Mental health

Defeating epilepsy: taking stock in Ghana’s multi-country epilepsy workshop

In the African Region, up to 90% of people living with epilepsy go without treatment. This is what is called the treatment gap. In 2012, Ghana launched its Fight Against Epilepsy Initiative, part of the WHO Programme on Reducing the Epilepsy Treatment Gap. The treatment gap was about 58% in the regions of Ghana where the pilot project was implemented. Less than four years later the treatment gap in these areas has already reduced by nearly half.

On 15 –16 September 2015, Ghana’s Minister of Health, the Honorable Alex Segbefia, opened a multi-country workshop attended by more than 150 stakeholders from 17 countries by praising the Initiative’s project team. He spoke of his vision for expanding the Initiative across Ghana and beyond its borders: "Ghana is ready to own this project and scale it up to all 10 regions of the country to improve access to quality care and services for people with epilepsy, and raise epilepsy as a priority on the national health agenda… We believe that the learning that has taken place will be replicated and scaled up in all the regions of Africa and elsewhere.”

“Proper medication, proper medical attention, and a supportive environment can make a person with epilepsy live a better and more fulfilling life. ... It is my wish and prayer that together we will educate everybody on epilepsy”

A person living with epilepsy in Ghana

The policy-makers, experts, people living with epilepsy, nongovernmental organizations (NGOs) and other key stakeholders who convened in Accra, discussed the project’s achievements.
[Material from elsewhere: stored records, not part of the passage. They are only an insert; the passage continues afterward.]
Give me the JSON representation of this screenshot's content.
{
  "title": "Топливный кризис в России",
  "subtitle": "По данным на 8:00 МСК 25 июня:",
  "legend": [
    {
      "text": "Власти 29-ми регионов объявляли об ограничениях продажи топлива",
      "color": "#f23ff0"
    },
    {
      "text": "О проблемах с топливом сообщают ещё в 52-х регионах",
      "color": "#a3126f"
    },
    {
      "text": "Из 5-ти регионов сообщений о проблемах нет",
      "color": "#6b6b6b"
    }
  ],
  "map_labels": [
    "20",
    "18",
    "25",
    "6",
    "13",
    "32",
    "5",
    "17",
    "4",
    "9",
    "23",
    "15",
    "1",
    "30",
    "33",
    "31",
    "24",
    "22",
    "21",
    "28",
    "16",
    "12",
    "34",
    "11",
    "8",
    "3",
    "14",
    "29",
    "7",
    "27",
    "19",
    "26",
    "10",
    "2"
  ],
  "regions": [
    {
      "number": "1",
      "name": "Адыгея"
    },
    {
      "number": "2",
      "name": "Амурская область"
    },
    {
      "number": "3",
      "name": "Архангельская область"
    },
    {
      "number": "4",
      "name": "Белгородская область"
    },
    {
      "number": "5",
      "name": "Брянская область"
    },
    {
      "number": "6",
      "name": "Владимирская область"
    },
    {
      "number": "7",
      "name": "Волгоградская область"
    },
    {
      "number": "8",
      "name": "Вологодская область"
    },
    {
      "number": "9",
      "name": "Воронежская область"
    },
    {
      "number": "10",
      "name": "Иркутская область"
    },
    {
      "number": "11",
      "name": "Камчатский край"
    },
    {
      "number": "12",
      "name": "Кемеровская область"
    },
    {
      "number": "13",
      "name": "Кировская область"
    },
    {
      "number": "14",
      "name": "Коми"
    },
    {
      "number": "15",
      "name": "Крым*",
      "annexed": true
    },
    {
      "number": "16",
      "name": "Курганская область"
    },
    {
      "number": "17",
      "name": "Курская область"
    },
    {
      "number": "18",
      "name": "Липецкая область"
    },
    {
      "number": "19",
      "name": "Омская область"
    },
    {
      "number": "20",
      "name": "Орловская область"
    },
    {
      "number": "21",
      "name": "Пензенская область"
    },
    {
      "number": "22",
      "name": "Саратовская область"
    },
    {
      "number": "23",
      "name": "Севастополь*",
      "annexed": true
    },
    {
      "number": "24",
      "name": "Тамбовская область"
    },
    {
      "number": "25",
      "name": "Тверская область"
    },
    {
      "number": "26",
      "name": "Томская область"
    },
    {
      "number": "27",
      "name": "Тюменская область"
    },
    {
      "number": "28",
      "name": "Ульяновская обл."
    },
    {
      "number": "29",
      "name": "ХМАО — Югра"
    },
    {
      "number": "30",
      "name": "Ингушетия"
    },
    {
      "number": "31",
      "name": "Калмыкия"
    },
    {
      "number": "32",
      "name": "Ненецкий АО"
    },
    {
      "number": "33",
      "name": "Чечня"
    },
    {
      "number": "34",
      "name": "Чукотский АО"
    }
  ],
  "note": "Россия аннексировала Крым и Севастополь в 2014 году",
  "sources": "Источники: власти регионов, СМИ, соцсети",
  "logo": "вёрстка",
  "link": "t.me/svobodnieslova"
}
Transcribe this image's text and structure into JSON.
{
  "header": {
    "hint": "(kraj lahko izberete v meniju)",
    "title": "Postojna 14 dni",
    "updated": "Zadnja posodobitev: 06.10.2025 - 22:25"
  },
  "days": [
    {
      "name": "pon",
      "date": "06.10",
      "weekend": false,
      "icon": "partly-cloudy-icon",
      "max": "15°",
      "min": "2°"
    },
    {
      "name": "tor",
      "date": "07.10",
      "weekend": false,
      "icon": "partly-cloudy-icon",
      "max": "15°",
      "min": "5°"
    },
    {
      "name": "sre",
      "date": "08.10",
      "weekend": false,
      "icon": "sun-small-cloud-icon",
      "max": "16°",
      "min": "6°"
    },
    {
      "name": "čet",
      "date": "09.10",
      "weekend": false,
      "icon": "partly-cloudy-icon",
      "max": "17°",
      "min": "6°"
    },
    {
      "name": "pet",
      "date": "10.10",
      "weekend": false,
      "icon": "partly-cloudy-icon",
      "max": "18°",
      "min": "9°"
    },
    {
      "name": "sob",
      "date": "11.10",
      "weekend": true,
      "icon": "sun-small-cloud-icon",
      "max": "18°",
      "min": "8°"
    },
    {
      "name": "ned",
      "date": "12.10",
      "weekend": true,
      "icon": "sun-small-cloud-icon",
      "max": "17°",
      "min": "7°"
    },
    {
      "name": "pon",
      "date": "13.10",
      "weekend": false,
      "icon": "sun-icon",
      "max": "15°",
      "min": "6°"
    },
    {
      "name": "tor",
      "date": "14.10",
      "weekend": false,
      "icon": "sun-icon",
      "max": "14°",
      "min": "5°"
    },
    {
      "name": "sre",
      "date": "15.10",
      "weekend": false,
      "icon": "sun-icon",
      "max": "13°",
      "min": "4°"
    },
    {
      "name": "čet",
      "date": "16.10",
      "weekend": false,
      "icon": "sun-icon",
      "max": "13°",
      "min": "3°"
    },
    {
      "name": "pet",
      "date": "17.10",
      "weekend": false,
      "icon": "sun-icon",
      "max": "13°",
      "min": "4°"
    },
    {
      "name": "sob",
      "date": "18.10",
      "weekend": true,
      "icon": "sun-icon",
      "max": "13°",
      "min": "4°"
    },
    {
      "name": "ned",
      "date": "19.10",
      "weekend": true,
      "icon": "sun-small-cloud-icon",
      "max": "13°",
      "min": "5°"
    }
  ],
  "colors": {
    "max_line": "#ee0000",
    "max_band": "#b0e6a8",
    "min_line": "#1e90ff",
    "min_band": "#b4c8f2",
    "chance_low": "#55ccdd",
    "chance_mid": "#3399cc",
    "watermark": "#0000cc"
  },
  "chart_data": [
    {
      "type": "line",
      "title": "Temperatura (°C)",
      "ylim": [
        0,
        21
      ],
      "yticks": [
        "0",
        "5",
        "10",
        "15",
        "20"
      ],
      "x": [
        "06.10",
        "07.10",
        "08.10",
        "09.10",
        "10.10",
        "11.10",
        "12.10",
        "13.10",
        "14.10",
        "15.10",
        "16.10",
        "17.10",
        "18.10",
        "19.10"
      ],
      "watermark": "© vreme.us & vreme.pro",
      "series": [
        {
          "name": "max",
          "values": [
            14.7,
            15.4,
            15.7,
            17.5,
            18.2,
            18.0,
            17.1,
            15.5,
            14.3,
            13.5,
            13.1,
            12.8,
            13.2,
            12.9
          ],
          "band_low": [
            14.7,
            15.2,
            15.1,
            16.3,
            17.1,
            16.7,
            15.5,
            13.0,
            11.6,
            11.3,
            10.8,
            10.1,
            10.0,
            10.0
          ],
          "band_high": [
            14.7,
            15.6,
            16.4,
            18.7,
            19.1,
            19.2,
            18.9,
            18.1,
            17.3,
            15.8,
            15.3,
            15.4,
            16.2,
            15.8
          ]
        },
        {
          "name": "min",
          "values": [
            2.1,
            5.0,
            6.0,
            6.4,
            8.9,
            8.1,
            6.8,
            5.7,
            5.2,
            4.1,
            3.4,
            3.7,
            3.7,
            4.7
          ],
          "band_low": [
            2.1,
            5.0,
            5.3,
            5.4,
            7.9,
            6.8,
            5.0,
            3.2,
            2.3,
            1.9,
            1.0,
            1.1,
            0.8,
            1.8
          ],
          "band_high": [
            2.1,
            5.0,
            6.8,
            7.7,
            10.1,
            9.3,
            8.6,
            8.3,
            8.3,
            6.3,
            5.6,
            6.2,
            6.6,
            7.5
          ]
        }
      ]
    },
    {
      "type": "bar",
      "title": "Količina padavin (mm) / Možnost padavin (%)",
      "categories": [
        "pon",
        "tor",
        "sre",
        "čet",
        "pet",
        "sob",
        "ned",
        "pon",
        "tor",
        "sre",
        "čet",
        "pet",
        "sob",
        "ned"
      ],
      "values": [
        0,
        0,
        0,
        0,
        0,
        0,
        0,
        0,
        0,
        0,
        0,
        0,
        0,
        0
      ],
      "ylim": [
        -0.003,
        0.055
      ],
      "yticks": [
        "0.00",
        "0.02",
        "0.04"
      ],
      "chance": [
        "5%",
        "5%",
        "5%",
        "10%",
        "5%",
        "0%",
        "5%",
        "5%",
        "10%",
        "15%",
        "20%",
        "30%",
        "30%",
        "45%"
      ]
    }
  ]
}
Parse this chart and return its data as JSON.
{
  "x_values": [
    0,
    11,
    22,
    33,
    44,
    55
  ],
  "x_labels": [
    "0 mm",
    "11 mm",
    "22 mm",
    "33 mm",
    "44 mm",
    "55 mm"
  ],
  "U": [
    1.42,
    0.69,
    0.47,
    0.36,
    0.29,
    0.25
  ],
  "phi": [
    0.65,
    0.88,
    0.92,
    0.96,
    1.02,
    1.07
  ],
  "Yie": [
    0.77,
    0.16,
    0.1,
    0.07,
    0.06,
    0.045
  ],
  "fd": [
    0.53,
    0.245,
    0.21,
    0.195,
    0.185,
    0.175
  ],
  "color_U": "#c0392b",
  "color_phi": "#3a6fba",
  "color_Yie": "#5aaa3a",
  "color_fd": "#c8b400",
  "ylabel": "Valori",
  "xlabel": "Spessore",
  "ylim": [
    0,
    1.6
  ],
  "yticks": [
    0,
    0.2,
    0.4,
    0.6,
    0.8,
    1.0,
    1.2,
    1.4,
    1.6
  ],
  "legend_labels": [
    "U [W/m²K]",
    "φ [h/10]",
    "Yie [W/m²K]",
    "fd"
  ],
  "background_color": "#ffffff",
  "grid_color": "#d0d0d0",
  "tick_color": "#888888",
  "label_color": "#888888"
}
Participants viewed the WHO film, Ghana: treating and defeating epilepsy, which gave further insight into the development of successful non-specialist community-based epilepsy health-care packages. The workshop provided an important platform for deliberations on how continuing challenges in epilepsy care can be overcome in the African Region.

These included the prioritization of epilepsy in health budgets, improving access to diagnosis and treatment at the community level, making anti-epileptic medications available and accessible, and reducing stigma and discrimination. In accordance with the Sixty-eight World Health Assembly‘s 20 recommendations, workshop participants successfully formulated approaches for scaling up Ghana’s project nationally, as well as a framework for advancing epilepsy care across the WHO African Region.

In addition to engaging in policy dialogue, participants listened to the perspectives of people living with epilepsy, NGOs and other community members, with the aim of understanding the needs of people living in communities and how these needs can be addressed. “Proper medication, proper medical attention, and a supportive environment can make a person with epilepsy live a better and more fulfilling life. ... It is my wish and prayer that together we will educate everybody on epilepsy” concluded Francesca Aba Larbie, a person living with epilepsy in Ghana.